Das ist nicht verwunderlich. Schließlich haben die DatenschützerInnen bei ihnen den Ruf, zwar respektabel, aber anachronistisch zu sein – was Namen wie „Initiative STOP1984“ nahe legen, die klingen, als wäre das Orwell-Jahr nicht schon mehr als 20 Jahre vorbei. Eine Generation, die mit „Big Brother“ aufgewachsen ist, kann man damit sicher nicht erschrecken und aufrütteln. Die klickt sich lieber im Internet durch die unzähligen privaten Videos und Webcam-Aufnahmen, auf denen Menschen ihre Intimsphäre ganz freiwillig der Öffentlichkeit preisgeben. Doch nicht nur diese unpolitischen SelbstdarstellerInnen gucken häufig in Kameras, sondern auch Teilnehmer von politischen Demonstrationen. Dort übertrifft die Zahl der Kameras und Videogeräte die der Transparente in der Regel bei weitem. Dass in linken Internetmagazinen die Gesichter auf den Aufnahmen von Demonstrationen meist noch unkenntlich gemacht werden, ist die letzte Reminiszenz an eine Zeit, in der man mit markigen Parolen wie „Kameramann Arschloch“ sein Recht am eigenen Bild noch derb, aber prägnant ausdrückte.

Da verwundert es nicht, dass die Initiativen gegen die ständige Präsenz von Kameras im Alltag klein bleiben. Erstaunlich ist vielmehr, dass sich immer noch Menschen dagegen engagieren, obwohl sie insgeheim wissen, dass sie die Auseinandersetzung längst verloren haben. Dieser Eindruck beschleicht einen auch bei den wackeren StreiterInnen gegen die Vorratsspeicherung. Selbst das von Voss vorm Bundesgerichtshof erstrittene Urteil dürfte nur von kurzer Dauer sein.

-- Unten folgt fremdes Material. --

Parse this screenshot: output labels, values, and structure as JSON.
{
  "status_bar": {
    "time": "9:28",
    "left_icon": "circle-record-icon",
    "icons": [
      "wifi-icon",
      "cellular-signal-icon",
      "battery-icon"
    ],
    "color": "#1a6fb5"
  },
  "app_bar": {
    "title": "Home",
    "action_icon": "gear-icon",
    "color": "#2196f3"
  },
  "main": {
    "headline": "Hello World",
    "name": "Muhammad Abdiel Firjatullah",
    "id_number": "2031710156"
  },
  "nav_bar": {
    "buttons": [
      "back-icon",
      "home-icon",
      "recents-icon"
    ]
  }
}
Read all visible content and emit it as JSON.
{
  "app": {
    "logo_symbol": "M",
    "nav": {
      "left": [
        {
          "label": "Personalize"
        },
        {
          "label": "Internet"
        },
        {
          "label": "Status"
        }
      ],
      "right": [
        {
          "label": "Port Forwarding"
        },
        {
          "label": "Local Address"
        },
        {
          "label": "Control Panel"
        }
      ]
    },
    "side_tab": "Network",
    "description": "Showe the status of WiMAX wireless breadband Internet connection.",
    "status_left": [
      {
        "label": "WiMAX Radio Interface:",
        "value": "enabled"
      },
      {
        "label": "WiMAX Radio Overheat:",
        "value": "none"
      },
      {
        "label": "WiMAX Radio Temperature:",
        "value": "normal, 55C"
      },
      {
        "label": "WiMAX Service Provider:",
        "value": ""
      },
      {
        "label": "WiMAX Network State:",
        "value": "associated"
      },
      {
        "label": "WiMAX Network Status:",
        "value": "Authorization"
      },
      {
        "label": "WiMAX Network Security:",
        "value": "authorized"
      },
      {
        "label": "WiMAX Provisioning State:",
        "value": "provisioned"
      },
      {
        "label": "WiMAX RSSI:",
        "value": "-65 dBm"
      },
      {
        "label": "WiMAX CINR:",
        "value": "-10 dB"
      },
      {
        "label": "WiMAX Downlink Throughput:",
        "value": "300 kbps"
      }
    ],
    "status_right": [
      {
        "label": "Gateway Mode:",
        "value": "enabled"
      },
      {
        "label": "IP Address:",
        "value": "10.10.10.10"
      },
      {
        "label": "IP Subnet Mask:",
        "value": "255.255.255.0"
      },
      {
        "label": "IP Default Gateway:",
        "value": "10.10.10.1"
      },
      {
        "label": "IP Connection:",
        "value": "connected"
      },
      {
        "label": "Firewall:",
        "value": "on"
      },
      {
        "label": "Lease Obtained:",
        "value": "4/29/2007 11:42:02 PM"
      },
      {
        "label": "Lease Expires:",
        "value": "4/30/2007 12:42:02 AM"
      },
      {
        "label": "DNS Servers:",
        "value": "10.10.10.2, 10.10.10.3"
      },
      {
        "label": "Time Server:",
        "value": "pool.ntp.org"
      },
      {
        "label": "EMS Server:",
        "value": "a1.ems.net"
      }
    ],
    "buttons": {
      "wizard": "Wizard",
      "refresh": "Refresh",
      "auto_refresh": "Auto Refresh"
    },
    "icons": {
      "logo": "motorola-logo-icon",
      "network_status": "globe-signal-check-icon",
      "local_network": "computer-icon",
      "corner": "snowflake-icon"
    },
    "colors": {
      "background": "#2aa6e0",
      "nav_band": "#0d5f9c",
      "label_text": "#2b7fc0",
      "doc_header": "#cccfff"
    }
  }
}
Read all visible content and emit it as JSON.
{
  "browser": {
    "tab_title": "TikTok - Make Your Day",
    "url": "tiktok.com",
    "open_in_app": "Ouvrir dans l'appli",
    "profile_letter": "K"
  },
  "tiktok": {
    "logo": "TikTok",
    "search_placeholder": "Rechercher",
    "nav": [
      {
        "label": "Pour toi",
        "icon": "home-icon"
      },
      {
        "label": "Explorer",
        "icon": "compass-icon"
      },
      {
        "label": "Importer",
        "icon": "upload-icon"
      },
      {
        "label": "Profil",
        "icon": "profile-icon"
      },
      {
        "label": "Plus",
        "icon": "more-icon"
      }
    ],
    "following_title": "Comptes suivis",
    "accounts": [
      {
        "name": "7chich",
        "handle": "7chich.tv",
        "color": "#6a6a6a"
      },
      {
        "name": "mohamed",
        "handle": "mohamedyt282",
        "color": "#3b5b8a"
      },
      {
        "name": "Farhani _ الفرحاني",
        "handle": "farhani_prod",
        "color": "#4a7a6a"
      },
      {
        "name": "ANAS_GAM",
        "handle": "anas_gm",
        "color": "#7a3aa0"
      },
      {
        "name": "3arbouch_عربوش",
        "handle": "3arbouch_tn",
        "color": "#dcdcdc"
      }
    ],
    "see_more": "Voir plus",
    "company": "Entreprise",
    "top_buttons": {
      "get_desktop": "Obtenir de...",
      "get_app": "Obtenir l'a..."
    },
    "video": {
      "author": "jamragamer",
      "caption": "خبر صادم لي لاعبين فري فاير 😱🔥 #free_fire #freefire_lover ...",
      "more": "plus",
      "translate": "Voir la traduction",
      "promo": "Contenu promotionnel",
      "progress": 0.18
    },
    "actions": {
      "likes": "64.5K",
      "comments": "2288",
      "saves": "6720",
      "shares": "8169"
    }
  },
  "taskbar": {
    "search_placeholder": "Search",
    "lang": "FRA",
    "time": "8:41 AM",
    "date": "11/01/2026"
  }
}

Denn eine EU-Richtlinie will die Speicherung sämtlicher Telekommunikationsdaten von Internet, Festnetz und Handy obligatorisch machen. Sie sollen ausdrücklich Strafverfolgungsbehörden für ihre Ermittlungen zur Verfügung gestellt werden können. Im Bundesjustizministerium wird zurzeit an einem Gesetzentwurf gearbeitet, mit dem diese Richtlinie in Deutschland umgesetzt werden soll. Ab 2009 könnte dann also hierzulande für Internetprovider zur Pflicht werden, was Holger Voss seinem Anbieter jetzt höchstrichterlich verbieten ließ: die Datenspeicherung. 1984 liegt dann 25 Jahre zurück und wird mit Sicherheit Anlass für einige Veranstaltungen der letzten DatenschützerInnen sein.